Poison formula comes from the Austrian
Federal Ministry
- public prosecutor's office determined
Munich - The scandal surrounding the mega bankruptcy of the payment service provider
Wirecard is
growing more and more into a solid
agent thriller
.
According to a report in the Austrian daily
OE24
, the director
Jan Marsalek
, who was last responsible for day-to-day business, is
said to have had
a
top-secret dossier
on the
Novitschok
nerve gas
.
The trail for the source of the highly explosive documents leads to Marsalek's home country
Austria
.
This results from an internal QR code on the dossier.
Wirecard: Alpine republic is alarmed
The Alpine republic is accordingly alarmed.
Now the public prosecutor's office is investigating and is targeting three Austrian ministries: the Foreign Office, the Ministry of Economics and the Ministry of Defense.
The questionable dossier is said to have surfaced in 2018.

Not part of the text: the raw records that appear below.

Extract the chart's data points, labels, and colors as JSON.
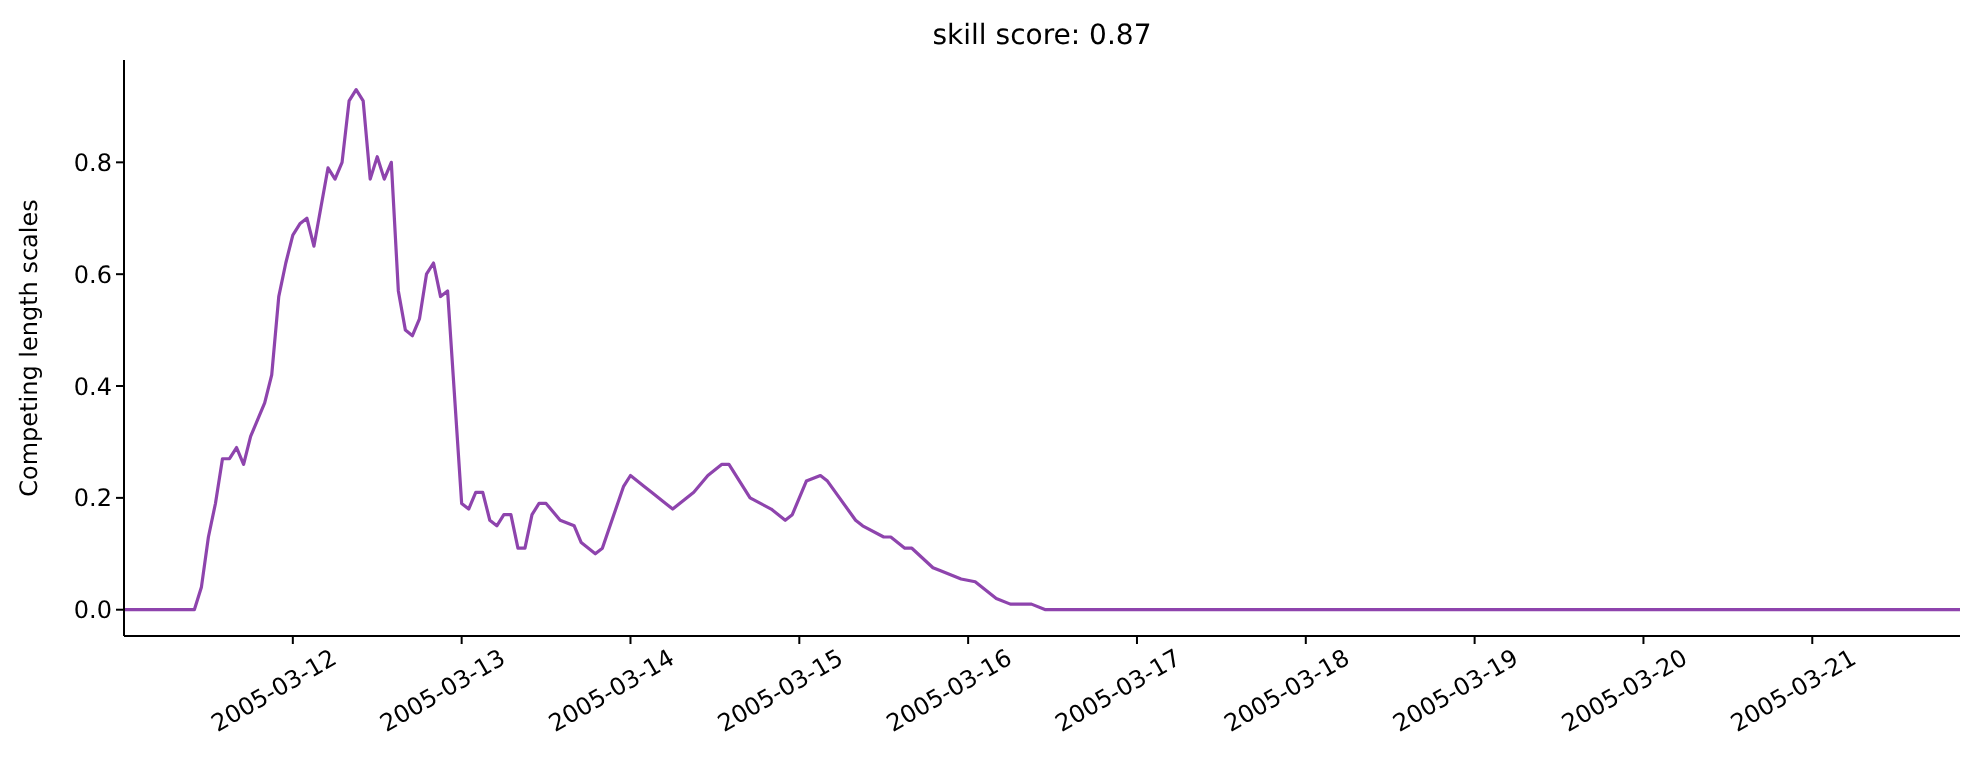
{
  "chart_data": {
    "type": "line",
    "title": "skill score: 0.87",
    "ylabel": "Competing length scales",
    "x": [
      "2005-03-11T00:00",
      "2005-03-11T10:00",
      "2005-03-11T11:00",
      "2005-03-11T12:00",
      "2005-03-11T13:00",
      "2005-03-11T14:00",
      "2005-03-11T15:00",
      "2005-03-11T16:00",
      "2005-03-11T17:00",
      "2005-03-11T18:00",
      "2005-03-11T19:00",
      "2005-03-11T20:00",
      "2005-03-11T21:00",
      "2005-03-11T22:00",
      "2005-03-11T23:00",
      "2005-03-12T00:00",
      "2005-03-12T01:00",
      "2005-03-12T02:00",
      "2005-03-12T03:00",
      "2005-03-12T04:00",
      "2005-03-12T05:00",
      "2005-03-12T06:00",
      "2005-03-12T07:00",
      "2005-03-12T08:00",
      "2005-03-12T09:00",
      "2005-03-12T10:00",
      "2005-03-12T11:00",
      "2005-03-12T12:00",
      "2005-03-12T13:00",
      "2005-03-12T14:00",
      "2005-03-12T15:00",
      "2005-03-12T16:00",
      "2005-03-12T17:00",
      "2005-03-12T18:00",
      "2005-03-12T19:00",
      "2005-03-12T20:00",
      "2005-03-12T21:00",
      "2005-03-12T22:00",
      "2005-03-13T00:00",
      "2005-03-13T01:00",
      "2005-03-13T02:00",
      "2005-03-13T03:00",
      "2005-03-13T04:00",
      "2005-03-13T05:00",
      "2005-03-13T06:00",
      "2005-03-13T07:00",
      "2005-03-13T08:00",
      "2005-03-13T09:00",
      "2005-03-13T10:00",
      "2005-03-13T11:00",
      "2005-03-13T12:00",
      "2005-03-13T14:00",
      "2005-03-13T16:00",
      "2005-03-13T17:00",
      "2005-03-13T19:00",
      "2005-03-13T20:00",
      "2005-03-13T23:00",
      "2005-03-14T00:00",
      "2005-03-14T02:00",
      "2005-03-14T03:00",
      "2005-03-14T05:00",
      "2005-03-14T06:00",
      "2005-03-14T09:00",
      "2005-03-14T11:00",
      "2005-03-14T13:00",
      "2005-03-14T14:00",
      "2005-03-14T17:00",
      "2005-03-14T20:00",
      "2005-03-14T22:00",
      "2005-03-14T23:00",
      "2005-03-15T01:00",
      "2005-03-15T03:00",
      "2005-03-15T04:00",
      "2005-03-15T08:00",
      "2005-03-15T09:00",
      "2005-03-15T12:00",
      "2005-03-15T13:00",
      "2005-03-15T15:00",
      "2005-03-15T16:00",
      "2005-03-15T19:00",
      "2005-03-15T20:00",
      "2005-03-15T23:00",
      "2005-03-16T01:00",
      "2005-03-16T04:00",
      "2005-03-16T06:00",
      "2005-03-16T07:00",
      "2005-03-16T09:00",
      "2005-03-16T11:00",
      "2005-03-21T21:00"
    ],
    "series": [
      {
        "color": "#8e44ad",
        "values": [
          0,
          0,
          0.04,
          0.13,
          0.19,
          0.27,
          0.27,
          0.29,
          0.26,
          0.31,
          0.34,
          0.37,
          0.42,
          0.56,
          0.62,
          0.67,
          0.69,
          0.7,
          0.65,
          0.72,
          0.79,
          0.77,
          0.8,
          0.91,
          0.93,
          0.91,
          0.77,
          0.81,
          0.77,
          0.8,
          0.57,
          0.5,
          0.49,
          0.52,
          0.6,
          0.62,
          0.56,
          0.57,
          0.19,
          0.18,
          0.21,
          0.21,
          0.16,
          0.15,
          0.17,
          0.17,
          0.11,
          0.11,
          0.17,
          0.19,
          0.19,
          0.16,
          0.15,
          0.12,
          0.1,
          0.11,
          0.22,
          0.24,
          0.22,
          0.21,
          0.19,
          0.18,
          0.21,
          0.24,
          0.26,
          0.26,
          0.2,
          0.18,
          0.16,
          0.17,
          0.23,
          0.24,
          0.23,
          0.16,
          0.15,
          0.13,
          0.13,
          0.11,
          0.11,
          0.075,
          0.07,
          0.055,
          0.05,
          0.02,
          0.01,
          0.01,
          0.01,
          0,
          0
        ]
      }
    ],
    "xlim": [
      "2005-03-11T00:00",
      "2005-03-21T21:00"
    ],
    "xticks": [
      "2005-03-12",
      "2005-03-13",
      "2005-03-14",
      "2005-03-15",
      "2005-03-16",
      "2005-03-17",
      "2005-03-18",
      "2005-03-19",
      "2005-03-20",
      "2005-03-21"
    ],
    "ylim": [
      -0.047,
      0.983
    ],
    "yticks": [
      {
        "value": 0,
        "label": "0.0"
      },
      {
        "value": 0.2,
        "label": "0.2"
      },
      {
        "value": 0.4,
        "label": "0.4"
      },
      {
        "value": 0.6,
        "label": "0.6"
      },
      {
        "value": 0.8,
        "label": "0.8"
      }
    ],
    "grid": false,
    "legend": false,
    "marker": "none",
    "line_style": "solid"
  }
}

According to an earlier report by the renowned business newspaper Financial Times (FT), the volatile
Wirecard
board of directors, who have long been rumored to have had secret service contacts, bragged about the top secret Novichok papers in front of investors in London in 2018.

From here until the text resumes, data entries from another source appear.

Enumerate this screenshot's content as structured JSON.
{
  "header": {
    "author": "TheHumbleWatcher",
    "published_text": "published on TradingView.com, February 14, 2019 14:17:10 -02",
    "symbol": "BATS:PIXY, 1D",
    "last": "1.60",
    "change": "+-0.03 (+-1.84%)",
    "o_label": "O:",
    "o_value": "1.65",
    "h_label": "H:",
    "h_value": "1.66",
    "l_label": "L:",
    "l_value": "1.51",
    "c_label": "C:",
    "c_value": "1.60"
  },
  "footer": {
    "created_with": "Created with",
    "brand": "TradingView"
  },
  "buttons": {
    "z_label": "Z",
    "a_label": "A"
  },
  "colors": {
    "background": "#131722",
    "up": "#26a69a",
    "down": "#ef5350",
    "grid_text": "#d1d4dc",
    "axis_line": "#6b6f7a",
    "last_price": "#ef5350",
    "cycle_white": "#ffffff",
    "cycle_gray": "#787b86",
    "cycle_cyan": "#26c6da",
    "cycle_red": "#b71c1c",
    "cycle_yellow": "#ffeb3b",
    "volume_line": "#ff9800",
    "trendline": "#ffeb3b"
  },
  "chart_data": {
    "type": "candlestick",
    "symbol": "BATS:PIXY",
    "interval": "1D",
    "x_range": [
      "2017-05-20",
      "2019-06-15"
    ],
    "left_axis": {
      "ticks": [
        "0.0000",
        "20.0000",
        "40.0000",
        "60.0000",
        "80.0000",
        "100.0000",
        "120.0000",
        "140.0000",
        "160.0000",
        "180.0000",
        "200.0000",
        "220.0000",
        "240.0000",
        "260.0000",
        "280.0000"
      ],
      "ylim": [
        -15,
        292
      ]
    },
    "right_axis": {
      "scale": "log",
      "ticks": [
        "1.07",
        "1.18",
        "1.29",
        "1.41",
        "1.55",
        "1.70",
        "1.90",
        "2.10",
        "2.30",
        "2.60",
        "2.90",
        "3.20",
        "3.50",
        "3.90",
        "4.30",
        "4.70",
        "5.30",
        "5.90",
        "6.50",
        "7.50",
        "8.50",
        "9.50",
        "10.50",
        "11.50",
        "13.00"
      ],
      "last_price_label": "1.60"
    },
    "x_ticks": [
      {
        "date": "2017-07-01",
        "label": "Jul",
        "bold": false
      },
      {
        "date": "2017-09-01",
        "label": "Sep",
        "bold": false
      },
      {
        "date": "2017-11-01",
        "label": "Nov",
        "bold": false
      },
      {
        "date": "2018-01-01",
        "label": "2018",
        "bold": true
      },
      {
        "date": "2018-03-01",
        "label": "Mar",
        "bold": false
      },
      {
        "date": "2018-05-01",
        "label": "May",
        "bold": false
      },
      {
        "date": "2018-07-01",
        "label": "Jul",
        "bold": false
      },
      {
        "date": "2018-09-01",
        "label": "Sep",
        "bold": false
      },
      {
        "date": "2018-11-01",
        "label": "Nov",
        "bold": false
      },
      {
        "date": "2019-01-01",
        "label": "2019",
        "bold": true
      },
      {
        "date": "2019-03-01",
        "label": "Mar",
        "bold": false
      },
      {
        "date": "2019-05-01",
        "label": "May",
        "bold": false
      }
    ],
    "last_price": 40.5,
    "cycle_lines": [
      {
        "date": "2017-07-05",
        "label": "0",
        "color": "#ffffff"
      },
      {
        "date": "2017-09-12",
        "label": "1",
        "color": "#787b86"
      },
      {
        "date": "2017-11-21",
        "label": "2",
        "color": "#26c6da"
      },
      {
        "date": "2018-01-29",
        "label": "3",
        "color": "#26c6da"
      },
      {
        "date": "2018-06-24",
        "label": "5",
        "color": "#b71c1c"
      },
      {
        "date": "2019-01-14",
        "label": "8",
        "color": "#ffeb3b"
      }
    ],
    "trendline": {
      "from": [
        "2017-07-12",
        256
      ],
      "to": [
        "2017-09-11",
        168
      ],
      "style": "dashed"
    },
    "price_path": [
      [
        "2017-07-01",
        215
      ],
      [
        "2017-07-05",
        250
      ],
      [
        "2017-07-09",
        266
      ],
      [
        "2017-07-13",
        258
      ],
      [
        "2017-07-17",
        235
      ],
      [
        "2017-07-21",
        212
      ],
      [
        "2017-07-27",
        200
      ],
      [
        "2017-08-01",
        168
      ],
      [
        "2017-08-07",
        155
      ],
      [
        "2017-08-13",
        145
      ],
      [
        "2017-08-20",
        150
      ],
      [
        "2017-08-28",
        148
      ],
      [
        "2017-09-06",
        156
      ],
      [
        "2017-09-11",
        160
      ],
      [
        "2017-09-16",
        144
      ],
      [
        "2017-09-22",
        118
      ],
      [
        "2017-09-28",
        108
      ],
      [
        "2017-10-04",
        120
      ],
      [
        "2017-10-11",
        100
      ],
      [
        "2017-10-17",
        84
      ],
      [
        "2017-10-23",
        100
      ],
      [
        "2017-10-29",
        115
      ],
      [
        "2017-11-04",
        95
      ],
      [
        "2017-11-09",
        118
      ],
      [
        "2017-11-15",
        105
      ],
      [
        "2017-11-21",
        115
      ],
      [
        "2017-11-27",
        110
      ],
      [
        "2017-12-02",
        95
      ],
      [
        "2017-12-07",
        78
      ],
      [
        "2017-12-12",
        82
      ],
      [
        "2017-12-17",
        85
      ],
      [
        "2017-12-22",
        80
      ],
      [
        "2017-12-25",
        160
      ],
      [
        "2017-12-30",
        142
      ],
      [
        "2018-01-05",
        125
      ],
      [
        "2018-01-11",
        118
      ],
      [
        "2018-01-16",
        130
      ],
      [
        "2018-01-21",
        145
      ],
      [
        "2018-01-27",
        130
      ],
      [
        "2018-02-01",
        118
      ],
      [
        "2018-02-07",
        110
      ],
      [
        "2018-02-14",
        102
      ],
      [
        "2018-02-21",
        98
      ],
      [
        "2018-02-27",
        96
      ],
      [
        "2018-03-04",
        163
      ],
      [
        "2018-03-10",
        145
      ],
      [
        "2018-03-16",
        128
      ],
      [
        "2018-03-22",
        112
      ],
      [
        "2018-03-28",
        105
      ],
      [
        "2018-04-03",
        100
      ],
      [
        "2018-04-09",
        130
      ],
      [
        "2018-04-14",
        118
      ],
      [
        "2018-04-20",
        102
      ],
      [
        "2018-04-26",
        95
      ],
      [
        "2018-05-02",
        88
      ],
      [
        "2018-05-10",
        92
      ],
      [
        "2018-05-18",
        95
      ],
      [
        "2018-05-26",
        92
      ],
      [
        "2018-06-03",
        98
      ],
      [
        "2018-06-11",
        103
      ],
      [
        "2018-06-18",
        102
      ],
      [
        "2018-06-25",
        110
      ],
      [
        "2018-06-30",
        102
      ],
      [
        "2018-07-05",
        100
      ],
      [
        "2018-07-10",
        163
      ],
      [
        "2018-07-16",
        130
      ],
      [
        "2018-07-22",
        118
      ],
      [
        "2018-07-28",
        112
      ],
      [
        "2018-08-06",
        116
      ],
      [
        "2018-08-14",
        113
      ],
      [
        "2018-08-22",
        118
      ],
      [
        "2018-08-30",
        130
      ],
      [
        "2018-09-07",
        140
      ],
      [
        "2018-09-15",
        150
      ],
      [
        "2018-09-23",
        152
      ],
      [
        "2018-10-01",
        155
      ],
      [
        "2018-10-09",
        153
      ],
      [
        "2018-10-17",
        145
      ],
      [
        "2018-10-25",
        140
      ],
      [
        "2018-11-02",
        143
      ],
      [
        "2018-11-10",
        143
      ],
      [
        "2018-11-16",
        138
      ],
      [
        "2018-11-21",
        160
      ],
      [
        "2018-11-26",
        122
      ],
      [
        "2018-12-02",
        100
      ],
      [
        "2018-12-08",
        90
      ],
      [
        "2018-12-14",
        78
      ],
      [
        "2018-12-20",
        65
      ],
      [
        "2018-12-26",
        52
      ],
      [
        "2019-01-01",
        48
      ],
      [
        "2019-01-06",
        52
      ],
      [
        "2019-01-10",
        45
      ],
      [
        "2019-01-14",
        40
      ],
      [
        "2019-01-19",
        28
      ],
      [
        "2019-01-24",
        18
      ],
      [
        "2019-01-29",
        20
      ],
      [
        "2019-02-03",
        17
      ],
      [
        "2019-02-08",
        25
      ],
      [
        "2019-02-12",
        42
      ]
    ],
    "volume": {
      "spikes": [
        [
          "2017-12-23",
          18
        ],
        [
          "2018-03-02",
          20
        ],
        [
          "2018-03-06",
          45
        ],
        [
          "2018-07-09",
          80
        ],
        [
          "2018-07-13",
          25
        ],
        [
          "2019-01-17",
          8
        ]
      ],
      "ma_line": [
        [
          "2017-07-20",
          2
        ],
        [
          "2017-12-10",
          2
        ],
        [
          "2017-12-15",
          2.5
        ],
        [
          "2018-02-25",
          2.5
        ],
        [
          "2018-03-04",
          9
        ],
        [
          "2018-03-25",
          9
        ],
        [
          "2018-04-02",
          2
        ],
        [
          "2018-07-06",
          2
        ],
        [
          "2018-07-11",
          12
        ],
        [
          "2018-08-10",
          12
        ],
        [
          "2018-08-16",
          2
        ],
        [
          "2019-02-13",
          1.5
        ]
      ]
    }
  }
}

Wirecard manager had a secret formula for Novichok
The documents are said to be four top-secret reports by the Organization for the Prohibition of Chemical Weapons (
OPCW
) on the poison gas attack on Sergei Skripal, including Novichok's secret chemical formula.
The
nerve gas developed
in the former
Soviet Union
in the 1970s
is considered one of the most dangerous poisons in the world.
According to reports, even a milligram skin contact is fatal.

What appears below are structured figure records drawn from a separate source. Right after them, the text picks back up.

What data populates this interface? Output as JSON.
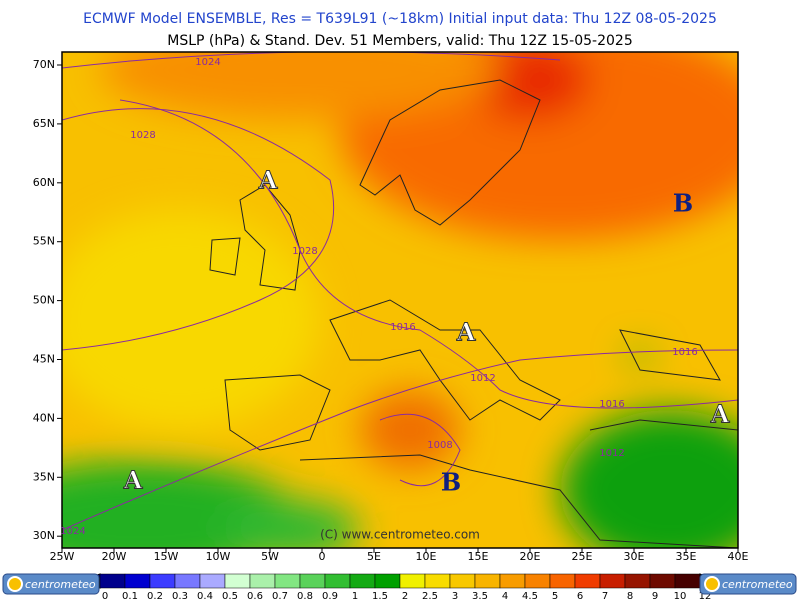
{
  "header": {
    "line1": "ECMWF Model ENSEMBLE, Res = T639L91 (~18km)  Initial input data: Thu 12Z 08-05-2025",
    "line2": "MSLP (hPa) & Stand. Dev.   51 Members, valid: Thu 12Z 15-05-2025"
  },
  "map": {
    "lat_labels": [
      "70N",
      "65N",
      "60N",
      "55N",
      "50N",
      "45N",
      "40N",
      "35N",
      "30N"
    ],
    "lon_labels": [
      "25W",
      "20W",
      "15W",
      "10W",
      "5W",
      "0",
      "5E",
      "10E",
      "15E",
      "20E",
      "25E",
      "30E",
      "35E",
      "40E"
    ],
    "pressure_labels": [
      "1024",
      "1028",
      "1028",
      "1016",
      "1012",
      "1016",
      "1016",
      "1008",
      "1012",
      "1024"
    ],
    "centers": [
      "A",
      "A",
      "A",
      "A",
      "B",
      "B"
    ],
    "copyright": "(C) www.centrometeo.com"
  },
  "colorbar": {
    "labels": [
      "0",
      "0.1",
      "0.2",
      "0.3",
      "0.4",
      "0.5",
      "0.6",
      "0.7",
      "0.8",
      "0.9",
      "1",
      "1.5",
      "2",
      "2.5",
      "3",
      "3.5",
      "4",
      "4.5",
      "5",
      "6",
      "7",
      "8",
      "9",
      "10",
      "12"
    ],
    "colors": [
      "#00008c",
      "#0000d0",
      "#3c3cff",
      "#7878ff",
      "#aaaaff",
      "#d2ffd2",
      "#aaf0aa",
      "#82e682",
      "#5ad25a",
      "#32be32",
      "#14aa14",
      "#00a000",
      "#f0f000",
      "#f8dc00",
      "#f8c800",
      "#f8b400",
      "#f89c00",
      "#f88200",
      "#f86400",
      "#f03c00",
      "#c81e00",
      "#961400",
      "#6e0a00",
      "#460000"
    ],
    "logos": [
      "centrometeo",
      "centrometeo"
    ]
  }
}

In 2018, the Russian defector and
double agent
Sergej Skripal was murdered in the English city of Salisbury with Novitschok.
The Russian secret service is said to have been behind the attack.
British-Russian relations have been at a low since the insidious murder.
Wirecard board member Marsalek wanted to impress investors with Novitschok
According to FT
,
Marsalek
wanted to make an impression in the City of London
with the top-secret
Novichok dossier
in order to get investors back on track.
They had previously
put
Wirecard's
share price
under pressure
with so-called short-selling attacks
.
In short selling, investors borrow shares for a fee and then sell them in order to later buy them back at a lower price and return the borrowed shares.
Often they stir up negative news about the company in question.
Everything about the nerve toxin leak to Wirecard manager Marsalek >>> https://t.co/TwekbaTG6n
- oe24.at (@ Oe24at) July 30, 2020
Wirecard: Countless reports of questionable bookings
In
recent years,
Wirecard
has repeatedly been the subject of reports of questionable sales or overpriced acquisitions.
There
had also repeatedly been massive doubts about
Wirecard's
business model
and the balance sheets.
The FT in particular had pointed out numerous inconsistencies.
But despite all the criticism, the company from Aschheim near Munich rose to the Dax in September 2018.
In June 2019 the vertigo was exposed.
After 1.9 billion euros in equity had proven to be an air booking, the payment service provider had to file for bankruptcy.
In the meantime, the Munich public prosecutor's office is investigating suspicion of price manipulation, falsification of accounts and money laundering, as well as “commercial gang fraud”, and many employees are facing the end.
Former Wirecard boss
Markus Braun
, former CFO Burkhard Ley and the former chief accountant are in custody.
In total, more than three billion euros could be lost.
In addition, there are billions in compensation claims from
Wirecard
investors.
The EY auditor is also being investigated.